Going beyond ordinary auctions, an FCC working paper proposes a new approach based on mathematical game theory.

The FCC is looking at a new way of allocating radio frequencies.

One of the FCC’s most difficult jobs is squeezing an ever-growing number of users into a fixed amount of spectrum. The variety of radio-based applications keeps growing, but the amount of spectrum suitable for each application is more or less fixed. True, engineering advances keep opening ever-higher frequencies, but the physics of radio waves limits those very high frequencies to a relatively narrow set of applications. Most new spectrum users must fit in and around the incumbents.

The parts of the spectrum best suited to most applications, very roughly from 30 MHz to 30 GHz, are complexly occupied. A band in this region may have primary and secondary allocations, under which secondary users are obliged to protect the primary users from interference, and must accept interference from the primary users. There may be multiple co-primary and/or co-secondary services, with those at the same level required to protect one another. The band may also have one or more types of unlicensed users, who must protect everybody else except each other, and must accept whatever interference comes their way. Much of the FCC-regulated spectrum is also shared with the U.S. government, which adds further layers of complexity.

Yet new entrants keep knocking at the FCC’s door. There is no one process for accommodating them. Instead the FCC staff conducts a proceeding specific to the individual frequency band and the individual application, guided in part by submissions from the would-be entrant and the incumbents. Rarely, the FCC can auction off a completely empty band. The conversion to digital TV emptied out the 698-806 MHz stretch, for example, creating one such opportunity, and possibly the last. Much more often, the FCC auctions a band encumbered by existing users. Or else it authorizes new types of unlicensed operation under increasingly complex rules, calculated to ensure a very low risk of interference to users of higher rank. The recently adopted “white space” rules illustrate an extreme case.

Just accounting for other users of the band to be shared is complicated enough. But that may be only part of the problem. Equally important are users of the adjacent bands, and sometimes even other bands farther away. The recent problems of LightSquared are an object lesson here. LightSquared sought to use its mobile satellite spectrum for terrestrial communications via towers, much like cell phone towers. But LightSquared’s frequencies were close to the frequencies that GPS satellites use to transmit data to the ground, the data by which a GPS receiver determines its own location. LightSquared did not transmit in the GPS band. But GPS receivers, like many other types, tend to be promiscuous: most are sensitive not only to their intended frequency, but also to other frequencies nearby – including those licensed to LightSquared. GPS users objected that LightSquared’s tower-based transmissions would drown out the satellite signals. The FCC ultimately agreed, and forbade LightSquared from proceeding.

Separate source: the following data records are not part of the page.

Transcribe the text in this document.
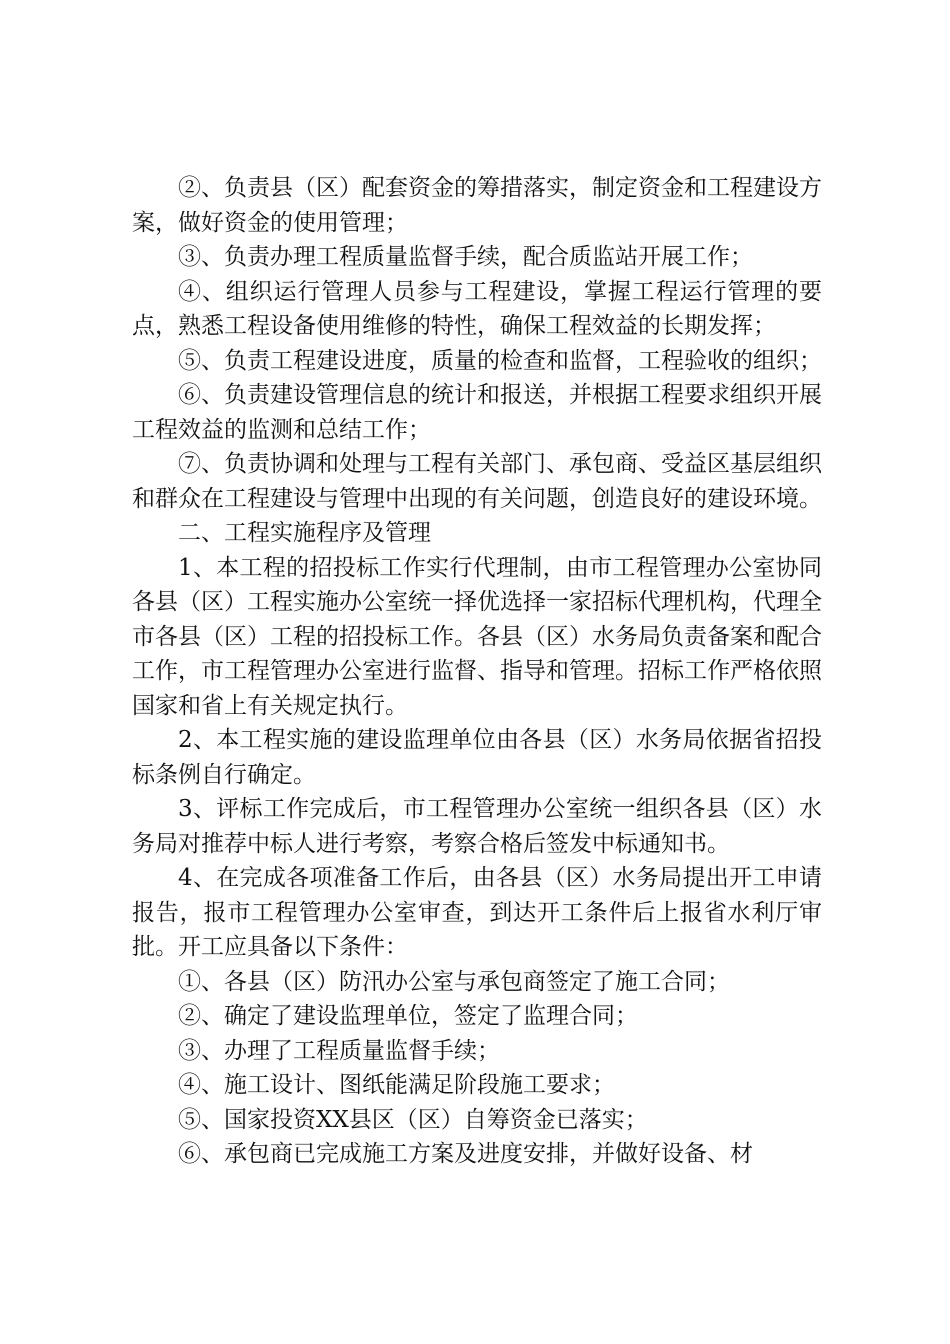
②、负责县（区）配套资金的筹措落实，制定资金和工程建设方案，做好资金的使用管理；

③、负责办理工程质量监督手续，配合质监站开展工作；

④、组织运行管理人员参与工程建设，掌握工程运行管理的要点，熟悉工程设备使用维修的特性，确保工程效益的长期发挥；

⑤、负责工程建设进度，质量的检查和监督，工程验收的组织；

⑥、负责建设管理信息的统计和报送，并根据工程要求组织开展工程效益的监测和总结工作；

⑦、负责协调和处理与工程有关部门、承包商、受益区基层组织和群众在工程建设与管理中出现的有关问题，创造良好的建设环境。

二、工程实施程序及管理

1、本工程的招投标工作实行代理制，由市工程管理办公室协同各县（区）工程实施办公室统一择优选择一家招标代理机构，代理全市各县（区）工程的招投标工作。各县（区）水务局负责备案和配合工作，市工程管理办公室进行监督、指导和管理。招标工作严格依照国家和省上有关规定执行。

2、本工程实施的建设监理单位由各县（区）水务局依据省招投标条例自行确定。

3、评标工作完成后，市工程管理办公室统一组织各县（区）水务局对推荐中标人进行考察，考察合格后签发中标通知书。

4、在完成各项准备工作后，由各县（区）水务局提出开工申请报告，报市工程管理办公室审查，到达开工条件后上报省水利厅审批。开工应具备以下条件：

①、各县（区）防汛办公室与承包商签定了施工合同；

②、确定了建设监理单位，签定了监理合同；

③、办理了工程质量监督手续；

④、施工设计、图纸能满足阶段施工要求；

⑤、国家投资XX县区（区）自筹资金已落实；

⑥、承包商已完成施工方案及进度安排，并做好设备、材
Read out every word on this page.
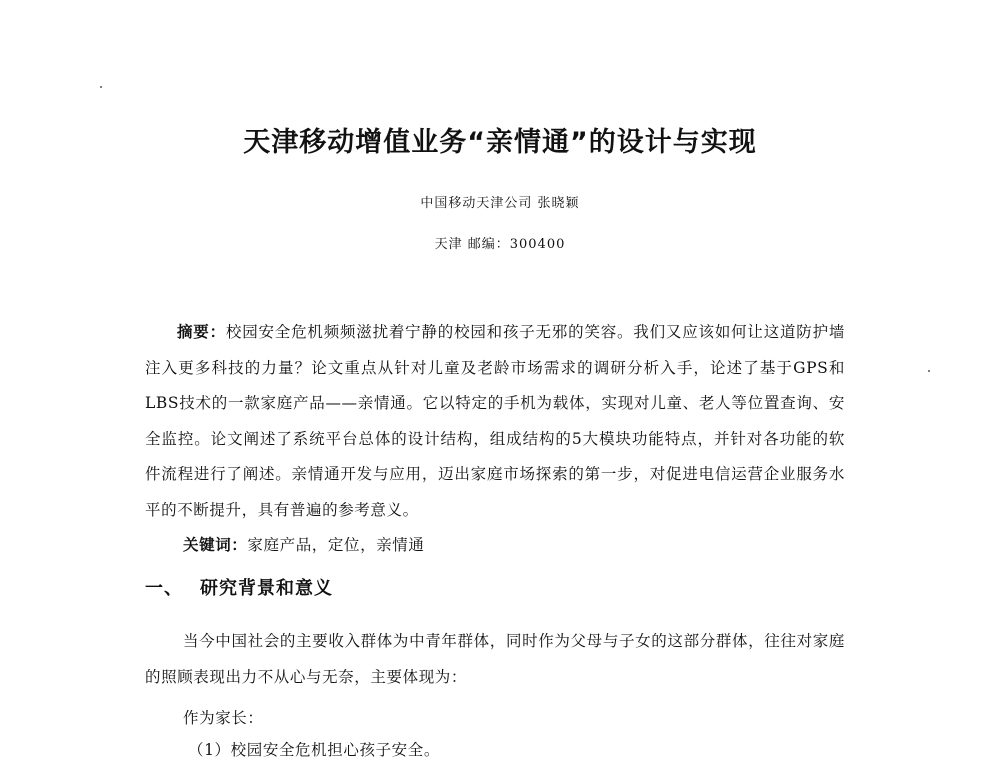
天津移动增值业务“亲情通”的设计与实现
中国移动天津公司 张晓颖
天津 邮编：300400
摘要：校园安全危机频频滋扰着宁静的校园和孩子无邪的笑容。我们又应该如何让这道防护墙注入更多科技的力量？论文重点从针对儿童及老龄市场需求的调研分析入手，论述了基于GPS和LBS技术的一款家庭产品——亲情通。它以特定的手机为载体，实现对儿童、老人等位置查询、安全监控。论文阐述了系统平台总体的设计结构，组成结构的5大模块功能特点，并针对各功能的软件流程进行了阐述。亲情通开发与应用，迈出家庭市场探索的第一步，对促进电信运营企业服务水平的不断提升，具有普遍的参考意义。
关键词：家庭产品，定位，亲情通
一、 研究背景和意义
当今中国社会的主要收入群体为中青年群体，同时作为父母与子女的这部分群体，往往对家庭的照顾表现出力不从心与无奈，主要体现为：
作为家长：
（1）校园安全危机担心孩子安全。
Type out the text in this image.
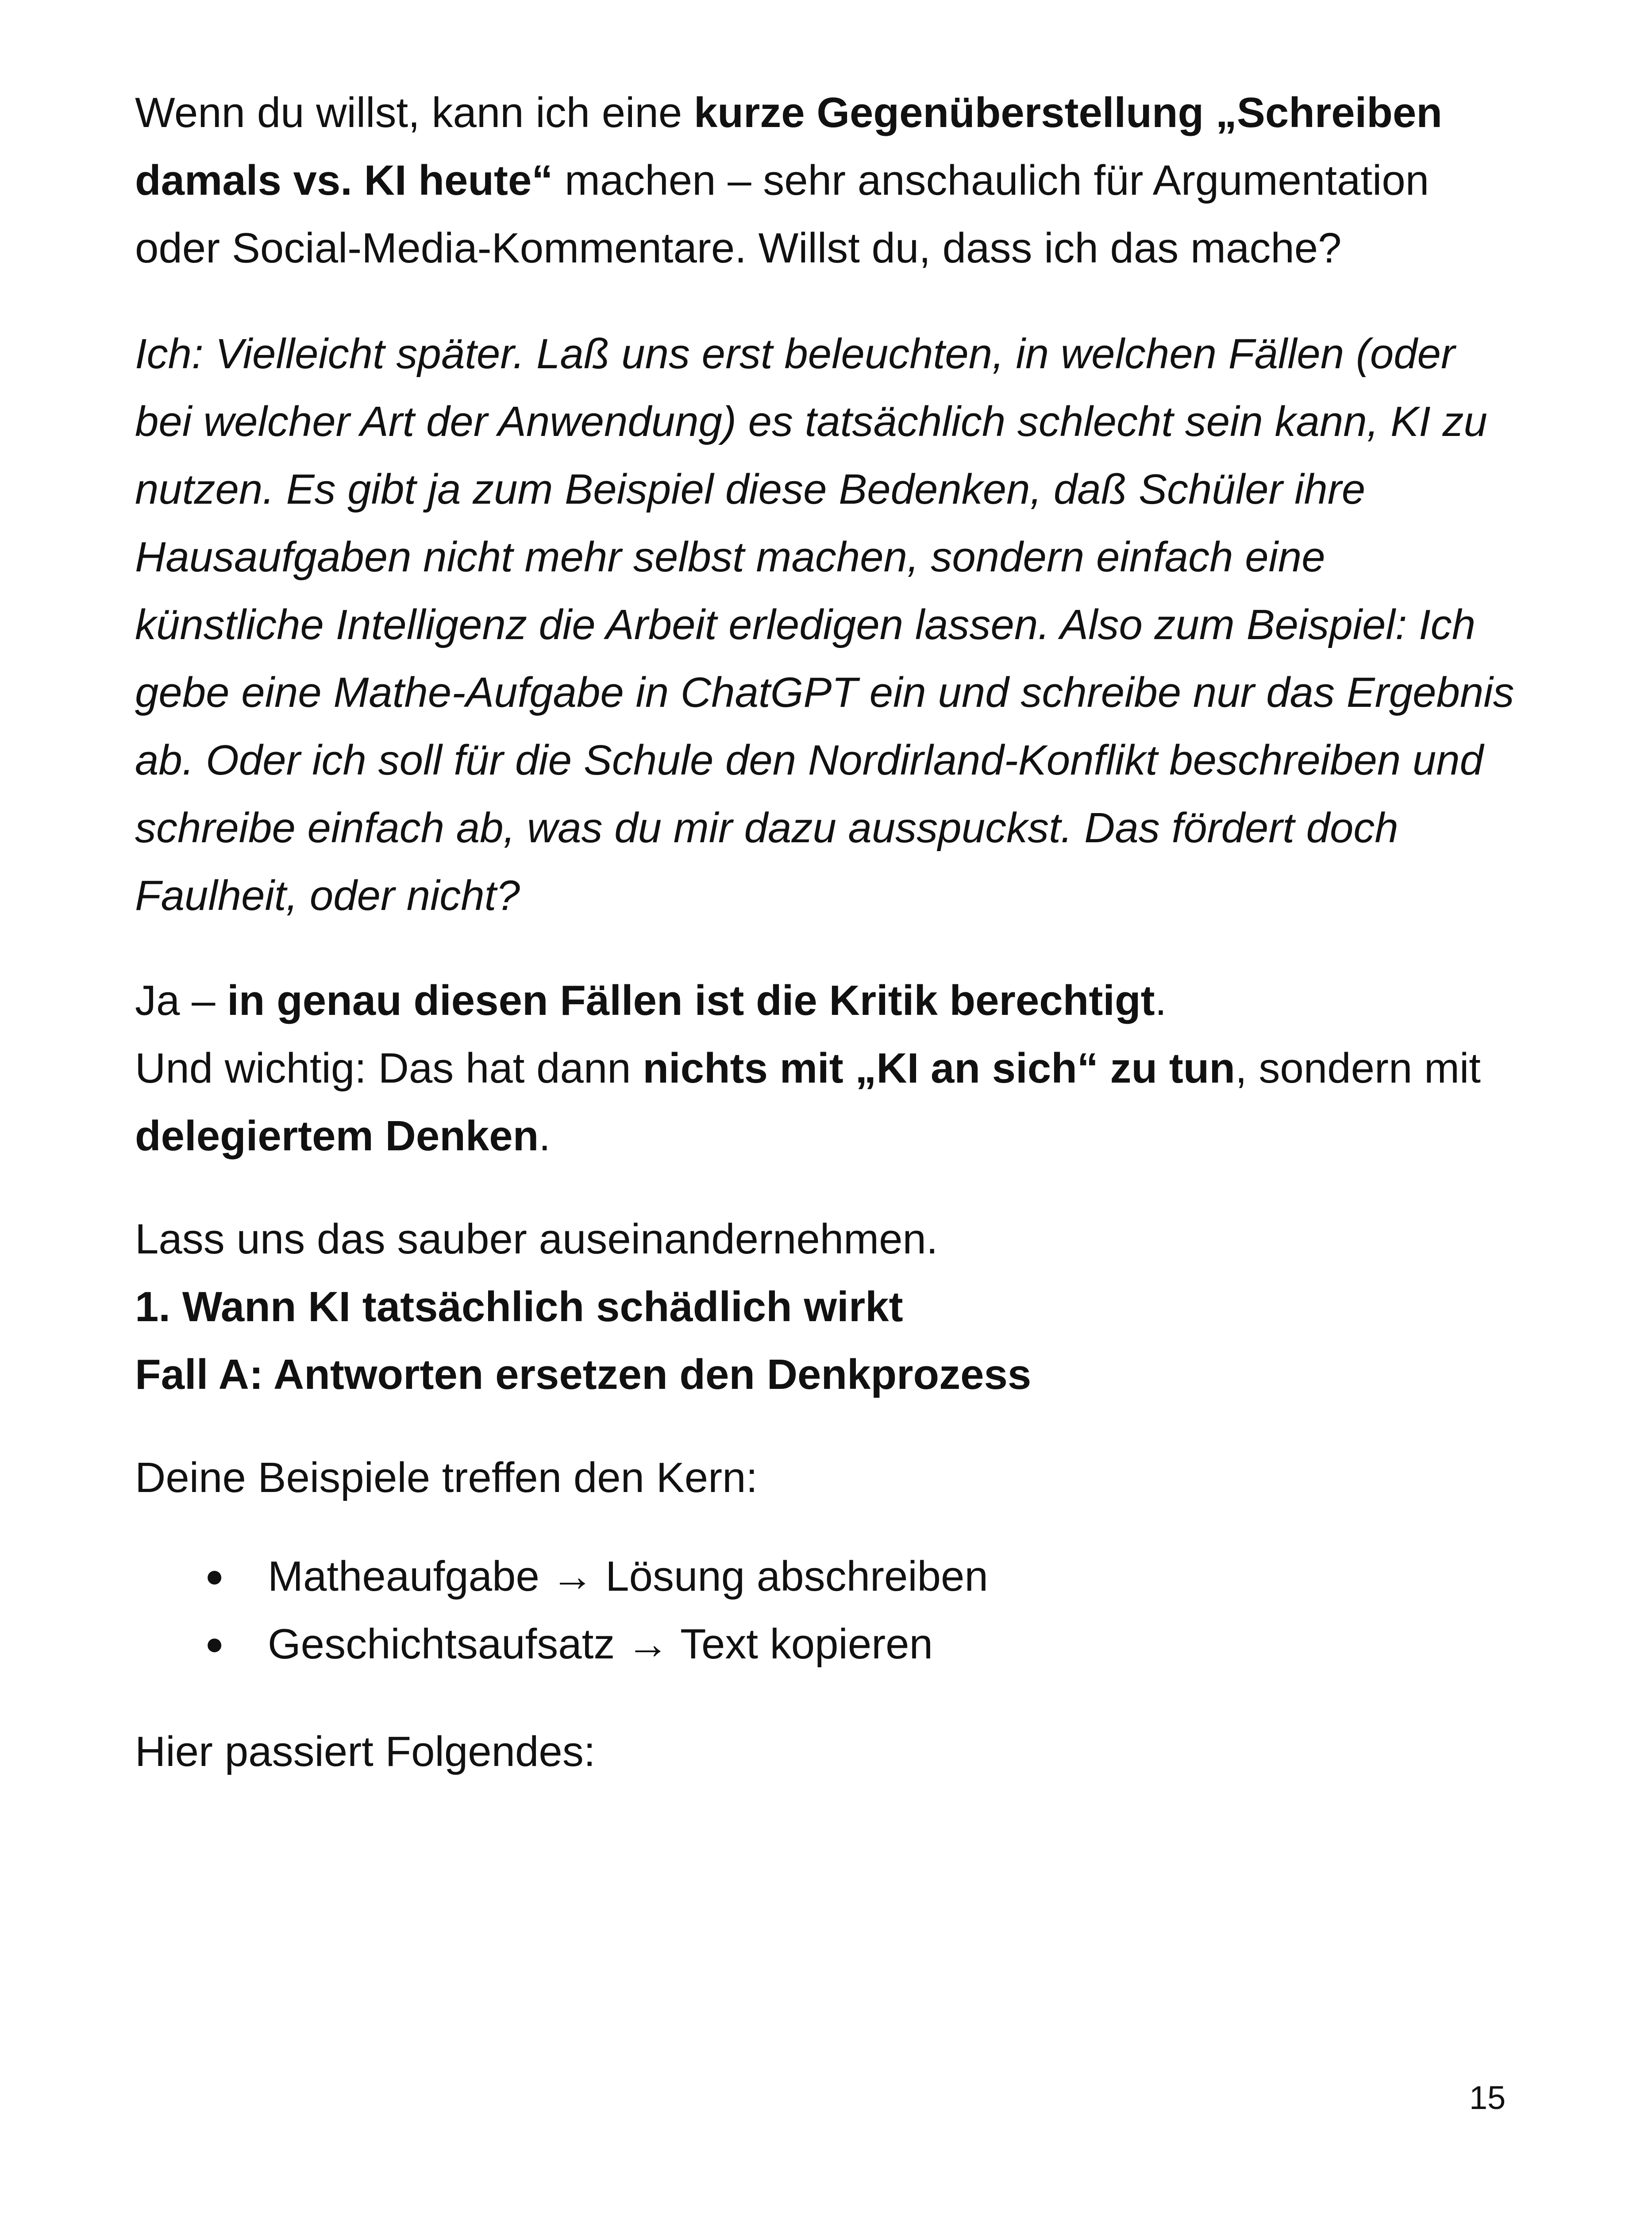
Wenn du willst, kann ich eine kurze Gegenüberstellung „Schreiben damals vs. KI heute“ machen – sehr anschaulich für Argumentation oder Social-Media-Kommentare. Willst du, dass ich das mache?

Ich: Vielleicht später. Laß uns erst beleuchten, in welchen Fällen (oder bei welcher Art der Anwendung) es tatsächlich schlecht sein kann, KI zu nutzen. Es gibt ja zum Beispiel diese Bedenken, daß Schüler ihre Hausaufgaben nicht mehr selbst machen, sondern einfach eine künstliche Intelligenz die Arbeit erledigen lassen. Also zum Beispiel: Ich gebe eine Mathe-Aufgabe in ChatGPT ein und schreibe nur das Ergebnis ab. Oder ich soll für die Schule den Nordirland-Konflikt beschreiben und schreibe einfach ab, was du mir dazu ausspuckst. Das fördert doch Faulheit, oder nicht?

Ja – in genau diesen Fällen ist die Kritik berechtigt.
Und wichtig: Das hat dann nichts mit „KI an sich“ zu tun, sondern mit delegiertem Denken.

Lass uns das sauber auseinandernehmen.

1. Wann KI tatsächlich schädlich wirkt

Fall A: Antworten ersetzen den Denkprozess

Deine Beispiele treffen den Kern:

● Matheaufgabe → Lösung abschreiben
● Geschichtsaufsatz → Text kopieren

Hier passiert Folgendes:

15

The FCC has long looked for a more systematic way of handling new entrants. Auctions originated as one such idea, on the principle that the parties who put the most value on a piece of spectrum would also put it to best use. The results have been mixed: highly successful for relatively unencumbered spectrum for mobile applications, moderate success for spectrum burdened by same-band incumbents or sensitive users in adjacent bands, and a large-scale failure for the higher frequencies most suited to fixed use. Another early idea would have used the concept of “interference temperature” to maximize transmitter power while monitoring actual interference at receivers. This one looked great on paper, but bogged down so badly in the details of implementation that the FCC abandoned it without a trial.

Now the economists at the FCC have come up with another approach. Like auctions, it is based on the concept of markets, but with a twist. Market theory, at least in our own undergraduate days, made unrealistic assumptions: that everybody in the market had perfect access to all relevant information, and that each participant acted with perfect rationality to maximize his own benefits. Some economists have modified the first assumption by calling on the branch of mathematics called game theory. Here each participant may be lacking key information – and in particular, may not know the strategies in use by the other participants. The goal again is to find a strategy that maximizes one’s benefits, now assuming that the other participants will be picking their own strategies with the same goal for themselves.

A new paper from the FCC tries to apply these principles to the problem of allocating spectrum among various same-band and adjacent-band users. The paper, issued as part of the FCC Staff Working Papers series through a program managed by the FCC’s Office of Strategic Planning and Policy Analysis, uses an approach based in part on the work of mathematician John Nash, the subject of the 2001 film “A Beautiful Mind.” The authors acknowledge that assumptions of rational behavior, and of rational estimates of others’ behavior, may not hold up in the real world. But their approach may come a little closer to real-world conditions than a simple auction to the highest bidder.

We here at CommLawBlog are lawyers, not economists; we will leave an evaluation of the FCC’s paper to those more qualified to judge it. But we are pleased to see the FCC thinking creatively about the problem of working new entrants into increasingly shared and encumbered spectrum.